NHS GPs are told to look out for a fever, vomiting and loss of appetite in young children. But these symptoms are also commonly seen in other childhood illnesses – such as a stomach bug. It is crucial that GPs spot UTIs in children because, left untreated, the infection can cause severe damage.
Studies show that children are more likely than adults to experience kidney scarring after a UTI – a condition which often leads to kidney failure later in life. Research also shows that children under three are at risk of developing sepsis – a potentially fatal immune system reaction to an infection.
For this reason, in May NHS guidance was published that urged family doctors to rely on testing – as opposed to looking for common symptoms – when diagnosing UTIs in children. But experts say this guidance is flawed because it suggests using the inaccurate dipstick test. This involves dipping a test-strip into a sample or urine. The strip has squares on it that change colour in the presence of certain substances – including sugar and white blood cells – that indicate infections or other problems.
But University College London UTI expert Professor Jennifer Rohn says: ‘The dipstick test is abysmal. It picks up an infection around 50 per cent of the time. You might as well flip a coin to decide.’
Doctors say it is even harder to get an accurate result with young children, with accuracy as low as 30 per cent.
The gold-standard test is a urine culture, where the sample is sent to a laboratory and examined under a microscope. Studies show this technique spots around 95 per cent of UTI-causing bacteria. But experts say that, too often, cultures are not carried out because of time and money factors.
‘The number of parents who contact us and say their child keeps failing urine tests despite having all the obvious symptoms of a UTI is unprecedented,’ says Alison Pearce, a director of CUTIC, a dedicated UTI charity. ‘The NHS urgently needs to reassess how it diagnoses this condition.’

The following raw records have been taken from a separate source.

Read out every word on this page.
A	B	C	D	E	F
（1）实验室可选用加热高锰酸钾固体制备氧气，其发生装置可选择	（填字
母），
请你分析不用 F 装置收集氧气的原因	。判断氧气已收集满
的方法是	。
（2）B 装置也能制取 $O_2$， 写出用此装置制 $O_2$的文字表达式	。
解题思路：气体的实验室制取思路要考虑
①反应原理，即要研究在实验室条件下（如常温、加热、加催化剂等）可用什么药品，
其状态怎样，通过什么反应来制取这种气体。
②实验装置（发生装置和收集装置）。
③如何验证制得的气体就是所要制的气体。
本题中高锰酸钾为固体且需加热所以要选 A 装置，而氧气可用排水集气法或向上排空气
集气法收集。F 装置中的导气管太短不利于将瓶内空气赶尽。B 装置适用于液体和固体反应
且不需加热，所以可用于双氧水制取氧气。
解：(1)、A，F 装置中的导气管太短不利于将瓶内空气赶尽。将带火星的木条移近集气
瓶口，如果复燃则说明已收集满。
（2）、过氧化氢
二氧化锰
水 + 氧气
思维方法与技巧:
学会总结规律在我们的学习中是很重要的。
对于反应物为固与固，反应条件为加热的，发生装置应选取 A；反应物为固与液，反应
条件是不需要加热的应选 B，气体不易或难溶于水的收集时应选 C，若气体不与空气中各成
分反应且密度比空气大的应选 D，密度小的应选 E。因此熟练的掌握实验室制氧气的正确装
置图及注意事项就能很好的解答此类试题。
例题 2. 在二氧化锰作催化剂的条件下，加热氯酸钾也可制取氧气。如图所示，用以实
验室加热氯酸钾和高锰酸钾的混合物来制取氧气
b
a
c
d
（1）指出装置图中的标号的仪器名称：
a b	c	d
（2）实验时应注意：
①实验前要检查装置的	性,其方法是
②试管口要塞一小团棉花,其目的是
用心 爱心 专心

One child left with an undiagnosed UTI was Lea Mackintosh from London, who began experiencing debilitating symptoms at the age of 11. Lea, now 19 and a student, suffered from bladder pain, stinging during peeing and had a constant need to use the toilet. But her mother Beth, 58, says that, at the time, she was unable to describe her symptoms. ‘She wasn’t old enough to put the pain into words, she just said her tummy hurt and something didn’t feel right.’
Beth, a charity worker, took Lea to the GP, who carried out a dipstick test, which came back negative. When Beth pushed for Lea to see a hospital consultant, she was told her daughter was most likely suffering from stress. ‘The consultant refused to do more tests and said it must be stress from her SATs exams. But the only thing stressing her was the pain.’
Lea continued to suffer recurrent bouts of pain over the next two years – which doctors now believe were repeated UTIs.
‘By the age of 13, Lea was terrified of going to the toilet, because she didn’t want to be in pain,’ says Beth. ‘She would try to hold it in for as long as possible. When she did finally have to go there would always be tears afterwards.’
In 2016, Lea was taken to see a private urologist, who carried out a urine culture and diagnosed her with a UTI. ‘He spotted it instantly,’ says Beth. ‘And then Lea was immediately put on a high dose of antibiotics – the first time she’d ever been offered medication.’
After ten months of repeated antibiotic courses, Lea’s symptoms began to subside.
Beth adds: ‘My daughter was repeatedly told her pain was all in her head, when it clearly wasn’t. I don’t want other children to go through the same ordeal.’